We built some servers running Windows Server 2016 out of some "spare" parts with the following specs:
- Supermicro X10DRH-iT
- Dual E5-2620 v3
- 256GB Registered ECC DDR4 RAM
- 1x Adaptec 71685 RAID controller
- 8x Intel DC S3500 80GB SSDs
- 4x Intel DC S3500 240GB SSDs
- 4x 300GB 15k SAS HDDs
- 2x OCZ RevoDrive 350 480GB
- 1x OCZ RevoDrive 350 960GB
We use these servers for high performance Oracle DB testing environments.
The problem is, that after some time (really quite random) and not under heavy load or anything, the OCZ 350 drives start to act up, flooding the Windows event logs with ocz10xx Adapter \Device\RaidPort2 received srs interrupt.
and Request failed on \Device\0000004a, physical disk 2.
warnings and ultimately destroying parts of the Oracle tablespace files.
In this state, the Toshiba SSD Utility tool only reports the first 480GB drive as OK, the other two are missing.
These "warnings" won't cease until we completely power off the servers, unplug the power cords, wait some time, and power them up again.
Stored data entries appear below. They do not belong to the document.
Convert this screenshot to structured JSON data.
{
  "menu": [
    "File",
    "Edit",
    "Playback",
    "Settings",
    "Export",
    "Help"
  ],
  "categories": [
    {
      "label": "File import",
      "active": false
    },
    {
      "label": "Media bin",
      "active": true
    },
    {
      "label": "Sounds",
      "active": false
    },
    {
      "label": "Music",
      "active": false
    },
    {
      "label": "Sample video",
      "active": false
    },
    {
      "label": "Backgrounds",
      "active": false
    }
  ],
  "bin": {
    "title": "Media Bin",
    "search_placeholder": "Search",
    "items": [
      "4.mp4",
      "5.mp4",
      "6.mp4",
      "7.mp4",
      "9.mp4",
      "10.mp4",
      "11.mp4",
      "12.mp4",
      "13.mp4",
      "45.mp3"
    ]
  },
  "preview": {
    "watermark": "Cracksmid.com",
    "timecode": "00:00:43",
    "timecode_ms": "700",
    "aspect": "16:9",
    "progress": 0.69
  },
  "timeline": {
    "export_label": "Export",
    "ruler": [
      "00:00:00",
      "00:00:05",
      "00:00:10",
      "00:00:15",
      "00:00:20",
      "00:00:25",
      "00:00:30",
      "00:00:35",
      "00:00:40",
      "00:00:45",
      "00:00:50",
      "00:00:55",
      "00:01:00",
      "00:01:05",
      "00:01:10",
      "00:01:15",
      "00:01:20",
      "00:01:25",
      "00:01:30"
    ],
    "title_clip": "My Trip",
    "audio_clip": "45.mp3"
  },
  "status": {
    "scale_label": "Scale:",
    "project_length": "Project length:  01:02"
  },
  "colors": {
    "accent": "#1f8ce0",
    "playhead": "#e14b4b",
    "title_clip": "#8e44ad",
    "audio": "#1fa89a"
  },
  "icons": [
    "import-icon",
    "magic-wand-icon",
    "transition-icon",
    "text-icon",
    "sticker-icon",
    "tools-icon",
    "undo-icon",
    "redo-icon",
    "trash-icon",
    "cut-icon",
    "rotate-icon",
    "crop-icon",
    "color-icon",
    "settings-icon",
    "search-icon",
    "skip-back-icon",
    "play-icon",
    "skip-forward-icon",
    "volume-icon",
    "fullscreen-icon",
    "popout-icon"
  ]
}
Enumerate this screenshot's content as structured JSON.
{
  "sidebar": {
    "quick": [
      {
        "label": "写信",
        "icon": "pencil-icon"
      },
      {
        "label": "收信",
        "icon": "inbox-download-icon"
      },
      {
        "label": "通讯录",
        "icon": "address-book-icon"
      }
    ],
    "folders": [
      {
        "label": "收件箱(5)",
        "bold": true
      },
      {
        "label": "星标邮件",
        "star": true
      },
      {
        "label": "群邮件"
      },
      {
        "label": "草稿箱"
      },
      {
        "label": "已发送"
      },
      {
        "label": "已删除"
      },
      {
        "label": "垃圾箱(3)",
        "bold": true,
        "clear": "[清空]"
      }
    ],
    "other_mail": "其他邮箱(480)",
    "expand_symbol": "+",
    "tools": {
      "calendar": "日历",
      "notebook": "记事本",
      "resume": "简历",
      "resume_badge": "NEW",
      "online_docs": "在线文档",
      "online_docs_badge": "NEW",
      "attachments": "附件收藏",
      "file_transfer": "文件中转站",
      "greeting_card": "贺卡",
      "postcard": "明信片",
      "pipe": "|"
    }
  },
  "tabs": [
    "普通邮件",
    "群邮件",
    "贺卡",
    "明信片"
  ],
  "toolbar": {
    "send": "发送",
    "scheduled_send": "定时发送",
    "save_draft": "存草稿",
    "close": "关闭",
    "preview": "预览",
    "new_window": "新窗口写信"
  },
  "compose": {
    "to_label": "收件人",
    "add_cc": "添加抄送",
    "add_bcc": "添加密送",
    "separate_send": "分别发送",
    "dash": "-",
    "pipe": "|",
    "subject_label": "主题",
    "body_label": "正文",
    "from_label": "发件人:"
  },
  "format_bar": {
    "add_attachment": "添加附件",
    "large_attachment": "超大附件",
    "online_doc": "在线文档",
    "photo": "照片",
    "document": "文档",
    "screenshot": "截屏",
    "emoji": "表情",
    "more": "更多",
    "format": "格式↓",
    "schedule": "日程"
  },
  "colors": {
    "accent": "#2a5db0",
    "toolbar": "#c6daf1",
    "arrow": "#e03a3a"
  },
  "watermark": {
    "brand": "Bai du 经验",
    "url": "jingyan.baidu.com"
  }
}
The tablespace files are still corrupt then, so we have to recreate them and flash back (or reimport) the database.
All drivers and firmware etc. are up to date.
We tried setting possibly every imaginable combination regarding power, interrupts, timings, PCIe, etc. in BIOS, switching the cards to different slots, but to no avail.
Anyone got any clue what we could try? Other than dumping the hardware, if possible!